90% of my post-college jobs worked out because the office was at a convenient location. It was on my job checklist. Reputable company, good position, opportunities to grow, and close to home. Check, check, check, and check.
I’ve worked at my current job for about three years now. I love it. It’s a smaller company, so I get to interact with and learn about at least 5-6 different departments every day. The staff is great. We’ve had a few changes in titles and some people have left us. That’s normal.
I’ve trained clients, I’ve given presentations to educate my peers, and I’ve moved into a position to where I am in charge of my own department.
This job is also just a quick 25 minute drive from home. Without traffic, I can make it to the office in 15 minutes! It’s convenient because I can run errands at lunch, take care of holiday shopping nearby, and there are plenty of inexpensive and reasonable food options right by the office.
I’ve been very thankful for these circumstances. Now it’s time for a change.
Our leadership team informed us we were going to move to a new office location. It’s only 6 miles away, but it requires either taking the highway, which some of us have never had to do, or driving 25 minutes further on local roads. This might not seem like a big deal. But when we applied and accepted this job, our employers guaranteed us a smooth drive to and from work.
There’s a few things to consider if your office is moving to a new location.
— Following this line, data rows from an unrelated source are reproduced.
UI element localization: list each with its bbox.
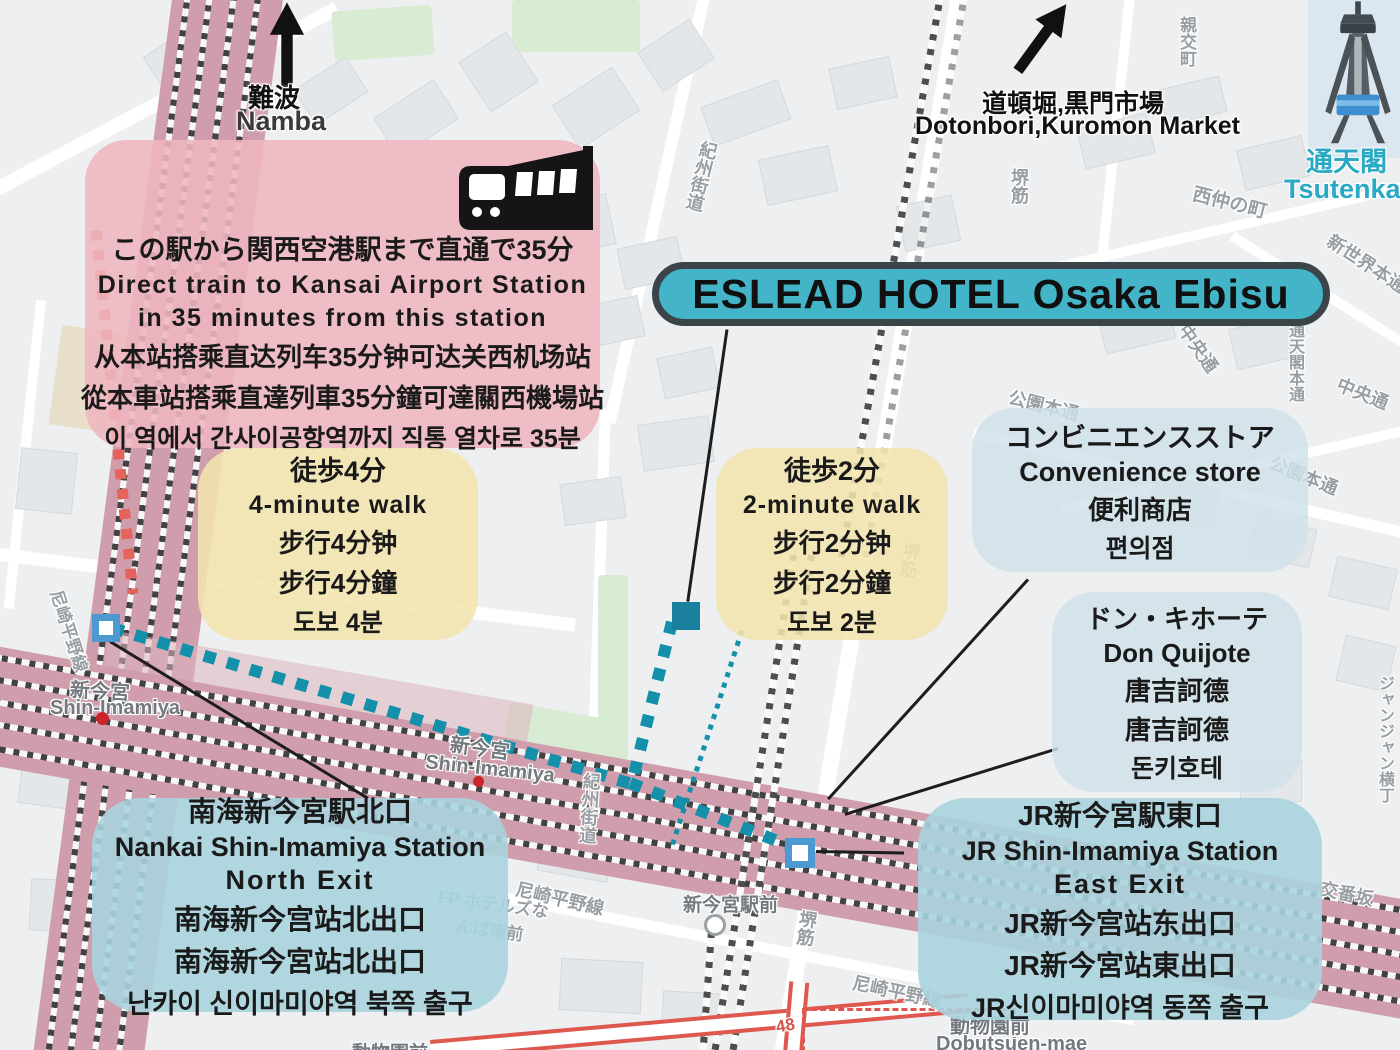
- walk-4min-line: 步行4分钟: [279, 523, 397, 560]
- convenience-line: Convenience store: [1019, 457, 1261, 488]
- airport-info-box: この駅から関西空港駅まで直通で35分 Direct train to Kansa…: [85, 140, 600, 448]
- jr-exit-line: JR신이마미야역 동쪽 출구: [971, 986, 1269, 1025]
- street-label-shinko: 親交町: [1174, 16, 1199, 67]
- hotel-title-pill: ESLEAD HOTEL Osaka Ebisu: [652, 262, 1330, 326]
- street-label-kishu-kaido-1: 紀州街道: [680, 138, 723, 214]
- street-label-sakaisuji-3: 堺筋: [791, 908, 822, 947]
- street-label-tsutenkaku-hondori: 通天閣本通: [1282, 322, 1306, 402]
- station-label-front: 新今宮駅前: [683, 890, 778, 917]
- convenience-line: 편의점: [1105, 529, 1174, 565]
- jr-exit-line: JR Shin-Imamiya Station: [962, 836, 1279, 867]
- jr-east-exit-marker: [785, 838, 815, 868]
- nankai-exit-line: 난카이 신이마미야역 북쪽 출구: [127, 982, 472, 1021]
- convenience-line: コンビニエンスストア: [1005, 416, 1274, 455]
- nankai-north-exit-marker: [92, 614, 120, 642]
- street-label-shinsekai: 新世界本通: [1322, 228, 1400, 299]
- street-label-chuo-1: 中央通: [1173, 318, 1225, 377]
- station-label-dobutsuen-en: Dobutsuen-mae: [936, 1033, 1087, 1050]
- nankai-exit-line: 南海新今宮站北出口: [174, 940, 426, 980]
- nankai-exit-box: 南海新今宮駅北口 Nankai Shin-Imamiya Station Nor…: [92, 798, 508, 1012]
- walk-4min-line: 徒歩4分: [290, 449, 386, 488]
- donki-line: 돈키호테: [1131, 749, 1223, 785]
- airport-note-line: in 35 minutes from this station: [138, 304, 547, 333]
- jr-exit-box: JR新今宮駅東口 JR Shin-Imamiya Station East Ex…: [918, 798, 1322, 1020]
- station-dot-center: [473, 776, 484, 787]
- hotel-location-marker: [672, 602, 700, 630]
- dotonbori-label-en: Dotonbori,Kuromon Market: [915, 112, 1240, 141]
- nankai-exit-line: 南海新今宮駅北口: [188, 790, 412, 830]
- convenience-store-box: コンビニエンスストア Convenience store 便利商店 편의점: [972, 408, 1308, 572]
- namba-label-en: Namba: [236, 106, 326, 137]
- street-label-kishu-kaido-2: 紀州街道: [574, 771, 605, 845]
- street-label-sakaisuji-1: 堺筋: [1006, 168, 1032, 204]
- don-quijote-box: ドン・キホーテ Don Quijote 唐吉訶德 唐吉訶德 돈키호테: [1052, 592, 1302, 792]
- street-label-janjan: ジャンジャン横丁: [1372, 675, 1396, 803]
- walk-2min-line: 步行2分钟: [773, 523, 891, 560]
- jr-exit-line: JR新今宮駅東口: [1018, 794, 1222, 834]
- station-label-shin-imamiya-west-en: Shin-Imamiya: [50, 697, 180, 720]
- map-canvas: 紀州街道 紀州街道 堺筋 堺筋 堺筋 西仲の町 新世界本通 中央通 中央通 公園…: [0, 0, 1400, 1050]
- donki-line: 唐吉訶德: [1125, 671, 1229, 708]
- airport-note-line: Direct train to Kansai Airport Station: [98, 271, 587, 300]
- convenience-line: 便利商店: [1088, 490, 1192, 527]
- street-label-chuo-2: 中央通: [1333, 371, 1393, 415]
- walk-2min-line: 徒歩2分: [784, 449, 880, 488]
- jr-exit-line: JR新今宮站東出口: [1004, 944, 1236, 984]
- airport-note-line: 从本站搭乘直达列车35分钟可达关西机场站: [94, 337, 591, 374]
- nankai-exit-line: 南海新今宫站北出口: [174, 898, 426, 938]
- station-dot-west: [96, 712, 109, 725]
- walk-route-hotel: [627, 621, 678, 782]
- airport-note-line: この駅から関西空港駅まで直通で35分: [111, 228, 573, 267]
- nankai-exit-line: Nankai Shin-Imamiya Station: [115, 832, 486, 863]
- tsutenkaku-tower-icon: [1316, 0, 1400, 152]
- jr-exit-line: JR新今宫站东出口: [1004, 902, 1236, 942]
- walk-2min-box: 徒歩2分 2-minute walk 步行2分钟 步行2分鐘 도보 2분: [716, 448, 948, 640]
- walk-4min-line: 도보 4분: [293, 603, 383, 639]
- walk-4min-box: 徒歩4分 4-minute walk 步行4分钟 步行4分鐘 도보 4분: [198, 448, 478, 640]
- station-label-dobutsuen-2: 動物園前: [352, 1038, 428, 1050]
- walk-2min-line: 도보 2분: [787, 603, 877, 639]
- jr-exit-line: East Exit: [1054, 869, 1186, 900]
- donki-line: 唐吉訶德: [1125, 710, 1229, 747]
- walk-4min-line: 步行4分鐘: [279, 563, 397, 600]
- route-48-label: 48: [774, 1015, 796, 1038]
- donki-line: ドン・キホーテ: [1086, 599, 1268, 636]
- dotonbori-arrow-icon: [1000, 0, 1081, 85]
- walk-2min-line: 步行2分鐘: [773, 563, 891, 600]
- nankai-exit-line: North Exit: [225, 865, 374, 896]
- tsutenkaku-label-en: Tsutenkaku: [1284, 174, 1400, 205]
- walk-4min-line: 4-minute walk: [249, 491, 427, 520]
- airport-note-line: 從本車站搭乘直達列車35分鐘可達關西機場站: [81, 378, 604, 415]
- train-icon: [453, 144, 603, 232]
- donki-line: Don Quijote: [1103, 638, 1250, 669]
- walk-2min-line: 2-minute walk: [743, 491, 921, 520]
Employers usually explain the office move details, such as when it will happen, how it will happen, and most important, where the new office is located.
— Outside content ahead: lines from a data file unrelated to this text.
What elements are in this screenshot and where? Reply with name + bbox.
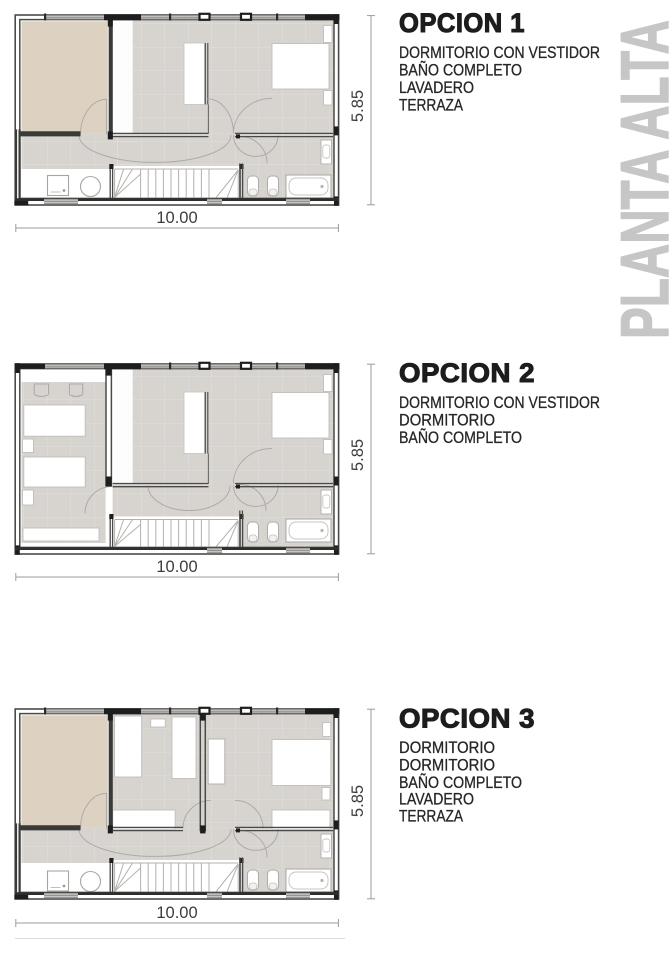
- svg-text:BAÑO COMPLETO: BAÑO COMPLETO: [399, 60, 522, 80]
- svg-text:10.00: 10.00: [156, 558, 197, 576]
- svg-text:OPCION 3: OPCION 3: [399, 704, 535, 734]
- svg-text:5.85: 5.85: [349, 90, 367, 122]
- svg-text:DORMITORIO CON VESTIDOR: DORMITORIO CON VESTIDOR: [399, 394, 600, 412]
- svg-text:DORMITORIO: DORMITORIO: [399, 412, 495, 430]
- svg-text:DORMITORIO: DORMITORIO: [399, 739, 495, 757]
- svg-text:TERRAZA: TERRAZA: [399, 97, 463, 115]
- svg-text:BAÑO COMPLETO: BAÑO COMPLETO: [399, 427, 522, 447]
- svg-text:PLANTA ALTA: PLANTA ALTA: [607, 20, 672, 339]
- svg-text:DORMITORIO CON VESTIDOR: DORMITORIO CON VESTIDOR: [399, 44, 600, 62]
- svg-text:10.00: 10.00: [156, 904, 197, 922]
- svg-text:5.85: 5.85: [349, 439, 367, 471]
- svg-text:TERRAZA: TERRAZA: [399, 808, 463, 826]
- svg-text:OPCION 2: OPCION 2: [399, 358, 535, 388]
- svg-text:LAVADERO: LAVADERO: [399, 79, 474, 97]
- svg-text:BAÑO COMPLETO: BAÑO COMPLETO: [399, 772, 522, 792]
- svg-text:DORMITORIO: DORMITORIO: [399, 757, 495, 775]
- svg-text:10.00: 10.00: [156, 209, 197, 227]
- svg-text:5.85: 5.85: [349, 785, 367, 817]
- svg-text:LAVADERO: LAVADERO: [399, 791, 474, 809]
- svg-text:OPCION 1: OPCION 1: [399, 8, 525, 38]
If your employer hasn’t already spoken with you about this, then speak up! It’s important to know where you’re going to be spending your time and if it’s still reasonable for you.
Scope it out.
It’s a good idea to physically check out your office location. Find out about your parking options. Check out the restaurants and amenities around you.
I drove to the new office once we received the location details. In driving to the office, I took alternate routes, one way to the office, and a different road back, to see what the roads were like and which way might be quicker.
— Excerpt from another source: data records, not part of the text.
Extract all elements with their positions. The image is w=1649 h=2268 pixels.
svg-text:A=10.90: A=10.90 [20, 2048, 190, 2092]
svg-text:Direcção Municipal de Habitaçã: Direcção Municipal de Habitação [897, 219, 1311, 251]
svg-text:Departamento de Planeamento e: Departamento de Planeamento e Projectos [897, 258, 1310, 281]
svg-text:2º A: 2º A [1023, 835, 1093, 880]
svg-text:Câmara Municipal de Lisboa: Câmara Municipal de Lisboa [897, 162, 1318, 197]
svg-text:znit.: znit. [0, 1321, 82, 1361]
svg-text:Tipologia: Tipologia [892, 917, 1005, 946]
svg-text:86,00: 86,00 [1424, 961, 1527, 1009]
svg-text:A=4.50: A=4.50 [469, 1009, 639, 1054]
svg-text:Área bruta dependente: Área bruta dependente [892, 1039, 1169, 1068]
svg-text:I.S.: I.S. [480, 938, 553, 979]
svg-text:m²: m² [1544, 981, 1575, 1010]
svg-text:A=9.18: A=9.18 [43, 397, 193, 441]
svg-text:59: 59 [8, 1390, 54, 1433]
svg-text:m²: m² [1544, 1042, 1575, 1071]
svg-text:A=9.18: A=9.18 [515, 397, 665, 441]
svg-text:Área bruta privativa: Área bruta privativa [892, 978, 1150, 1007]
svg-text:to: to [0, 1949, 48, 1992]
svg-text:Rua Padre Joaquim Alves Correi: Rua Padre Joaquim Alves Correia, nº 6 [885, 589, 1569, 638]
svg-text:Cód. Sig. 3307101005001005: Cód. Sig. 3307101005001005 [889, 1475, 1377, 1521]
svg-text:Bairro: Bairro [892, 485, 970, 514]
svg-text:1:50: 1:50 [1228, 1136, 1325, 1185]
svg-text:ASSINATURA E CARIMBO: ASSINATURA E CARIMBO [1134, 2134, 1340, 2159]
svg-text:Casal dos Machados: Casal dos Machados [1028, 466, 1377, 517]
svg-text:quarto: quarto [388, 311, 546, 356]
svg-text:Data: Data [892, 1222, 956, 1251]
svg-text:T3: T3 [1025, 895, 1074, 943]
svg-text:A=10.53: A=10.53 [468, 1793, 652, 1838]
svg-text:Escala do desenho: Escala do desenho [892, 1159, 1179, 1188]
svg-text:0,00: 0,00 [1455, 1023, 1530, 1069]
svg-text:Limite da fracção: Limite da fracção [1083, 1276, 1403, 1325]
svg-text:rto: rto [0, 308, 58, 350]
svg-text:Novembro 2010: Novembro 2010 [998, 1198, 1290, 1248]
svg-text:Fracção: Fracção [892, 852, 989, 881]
I found that the library is a 4 minute walk from the office, and a nice lake is about 6 minutes from the office.
Be aware of your surroundings.
This is something I am skeptical about. While I already see homeless people on the streets on my way to work now, I am at a safe distance from them. They ask for money while I’m in my car, but they keep walking through the stoplight traffic.
At the new office, homeless people hang out around the building, in the streets, on the way to the library and around the lake.
There’s a bigger safety risk at the new location, so it’s important to know what to expect, and how to prepare for the change.
Make a plan.
A longer commute requires an earlier bedtime, for an earlier wake up time, for an earlier schedule (morning gym time + breakfast + getting ready + reading + anything else we can fit in!).
Not only is more involved, but the parking and walking situation also factors in more time. From what I’ve been told, one option is a parking garage, and another option is a surface level parking lot.
Each option requires crossing the street (which is not something we encounter today), plus taking an elevator to one of the top floors in a high rise building (right now we are in a 4-story building on one of the lower levels). Right now, I can skip up and down the stairs to get to the office. That won’t be so easy in this new building.
With these factored in, it’s important to be prepared and allow some extra time on that first day to get settled. It will probably take a few weeks to get used to the new routine. When we have a plan, we hold ourselves accountable and it helps us get organized.
Take all of this into consideration and ask yourself: Will this work for me?
It’s all about the time, extra gas for the car, possibly costs in taking tolls and highways, emotions, and surroundings. Changing these factors can really disrupt our everyday routines.
For me, the extra time and drive is a big deal. To go from no hurdles to an obstacle course is a BIG change. I’m not being pessimistic. I’m being realistic.
Many of my coworkers feel excited to work closer to bars and restaurants. But I’m keeping in mind that I am at my job for 9 hours. When I clock out, I’m going home or I’m hanging out elsewhere. There is plenty to do in safer areas.
However, I will take advantage of the local businesses around me. I’ll explore. I’ll maximize my time and expand my horizons.
We must keep an open mind to adjust. If we don’t like it, then at least we gave it a try.